USDJPY consolidated above the 113.50, minor 23.6% retrace on Feb decline). The strengthening positive trend suggests a further extension toward the major 38.2% retrace, 115.08, on Jan 29 – Feb 11 slide). Surpassing 115.08 will signal a potentially sustainable recovery to 116.34 and 117.60 (Fib 50% and 61.8% retrace). Support is seen at 112.90 (200-hma) before 112.00, week’s low. The key support stands at 110.99 (Feb dip).

GBPUSD is offered pre-1.42. The 1.4154, major 38.2% on February-March decline, should distinguish between a further recovery toward the 1.43 (pre-Brexit referendum date announcement) and a pullback toward 1.4032/1.4000 (minor 23.6% / psychological support) before a further slide to fresh seven-year low levels (1.3836) come again into consideration.
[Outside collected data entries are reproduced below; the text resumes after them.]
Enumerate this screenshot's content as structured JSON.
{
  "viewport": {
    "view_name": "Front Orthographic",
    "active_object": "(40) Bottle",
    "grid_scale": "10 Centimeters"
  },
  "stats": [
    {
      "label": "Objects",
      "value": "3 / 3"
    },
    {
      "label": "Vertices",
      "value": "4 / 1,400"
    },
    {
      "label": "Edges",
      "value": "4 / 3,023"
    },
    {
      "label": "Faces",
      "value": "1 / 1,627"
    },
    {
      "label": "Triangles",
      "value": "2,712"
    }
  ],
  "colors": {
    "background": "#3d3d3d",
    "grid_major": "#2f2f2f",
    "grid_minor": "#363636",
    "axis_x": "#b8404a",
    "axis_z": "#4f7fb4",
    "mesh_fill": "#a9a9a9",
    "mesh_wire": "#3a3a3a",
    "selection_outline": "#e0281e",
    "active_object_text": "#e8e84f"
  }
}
AUDUSD extended gains to the critical mid-term resistance of 0.7385 (major 38.2% on May’15 – Jan’16 slide / Dec’14 high). A break above this level could signal a mid-term bullish reversal and could bring the possibility of a rise toward the 75 cent mark (which is also the Fib 50%) on the table.
The 200-dma (0.7253) is expected to lend support before 0.7153/0.7111 area including the 100 and 50 day moving averages and the minor 23.6% retrace on May’15 – Jan’16 slide.

Gold extended gains to $1275. The upside momentum is ready to pick up for an extension toward $1300 mark, should the US labour data gives signs of weakness before the weekly closing bell. Support is eyed at $1255/1235(session low / 200-hma).

WTI is testing $35.00 resistance and appears to be losing some upside momentum. Surpassing the 35.00/35.50 area, an extension to 3$37.20 (100-dma) could be considered. On the downside, support is seen at $33.20 (200-hma), then at the 50dma ($32.30). If support at this level is broken, we could expect to see a further fall to $31.15 (21-dma) before a re-test of the $30 mark.